Step 3: Evaluate the Second Integral
We'll now evaluate the second integral: ∫[2,∞] (lnx)/(x+1) dx
To solve this integral, we'll use a substitution. Let u = lnx, which implies du = (1/x)dx.
When x = 2, u = ln(2). When x approaches infinity, u approaches infinity.
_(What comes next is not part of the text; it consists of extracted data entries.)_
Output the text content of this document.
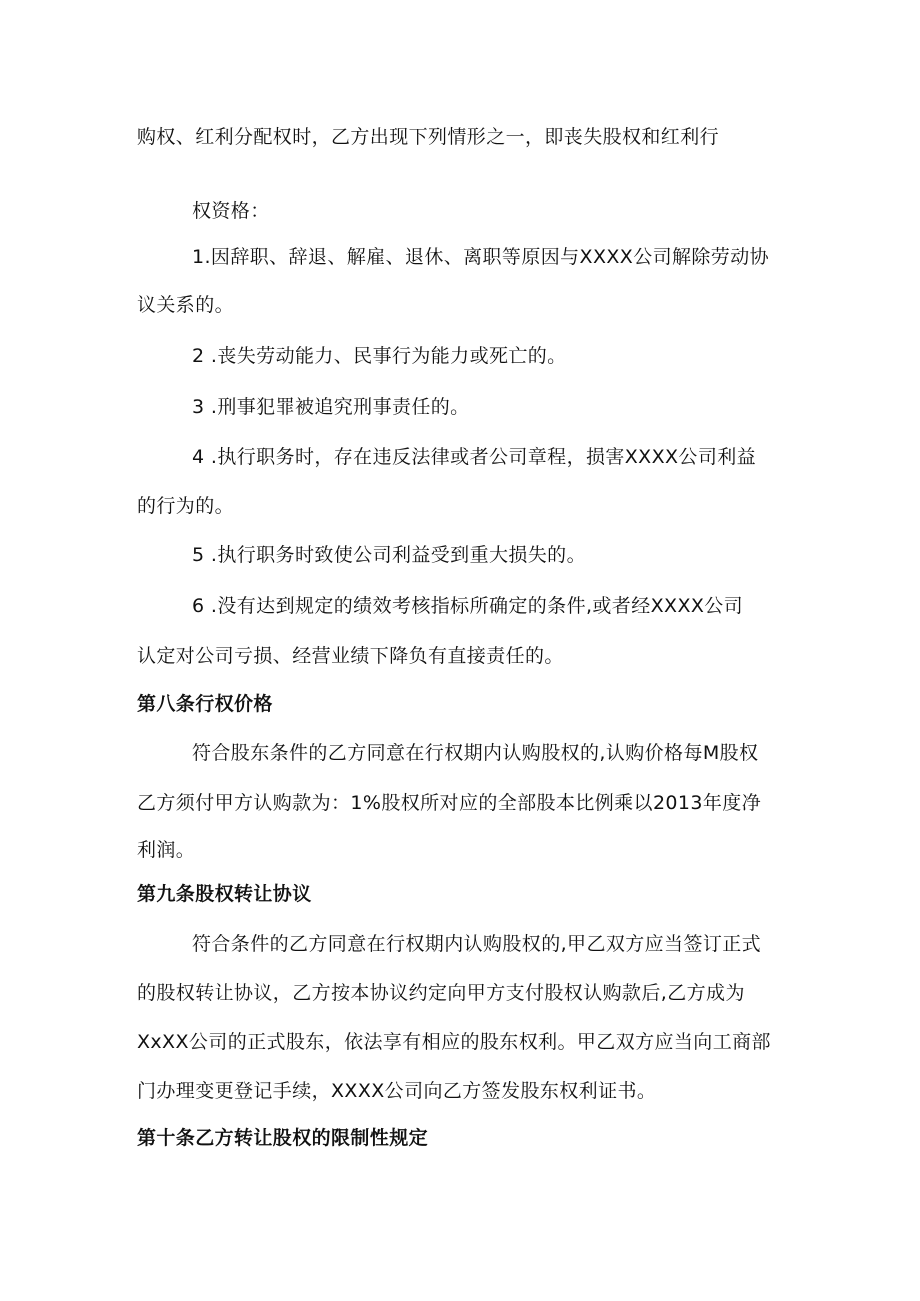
购权、红利分配权时，乙方出现下列情形之一，即丧失股权和红利行
权资格：
1.因辞职、辞退、解雇、退休、离职等原因与XXXX公司解除劳动协
议关系的。
2 .丧失劳动能力、民事行为能力或死亡的。
3 .刑事犯罪被追究刑事责任的。
4 .执行职务时，存在违反法律或者公司章程，损害XXXX公司利益
的行为的。
5 .执行职务时致使公司利益受到重大损失的。
6 .没有达到规定的绩效考核指标所确定的条件,或者经XXXX公司
认定对公司亏损、经营业绩下降负有直接责任的。
第八条行权价格
符合股东条件的乙方同意在行权期内认购股权的,认购价格每M股权
乙方须付甲方认购款为：1%股权所对应的全部股本比例乘以2013年度净
利润。
第九条股权转让协议
符合条件的乙方同意在行权期内认购股权的,甲乙双方应当签订正式
的股权转让协议，乙方按本协议约定向甲方支付股权认购款后,乙方成为
XxXX公司的正式股东，依法享有相应的股东权利。甲乙双方应当向工商部
门办理变更登记手续，XXXX公司向乙方签发股东权利证书。
第十条乙方转让股权的限制性规定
Substituting the above values, the integral becomes:
∫[ln(2),∞] (u)/(e^u + 1) du
This integral cannot be evaluated analytically; however, we can make some observations. As u increases without bound, the denominator e^u + 1 also increases without bound. In this case, the integral converges to a finite value called an improper integral. However, finding the exact value of this integral requires numerical approximations.
So, the second integral ∫[2,∞] (lnx)/(x+1) dx converges to a finite value.
Step 4: Combine the Results
Since the first integral is -∞ and the second integral converges to a finite value, we can write the overall result as:
∫[2,∞] (lnx)/(x+1) dx = -∞ + (Finite Value)
As a result, the improper integral diverges.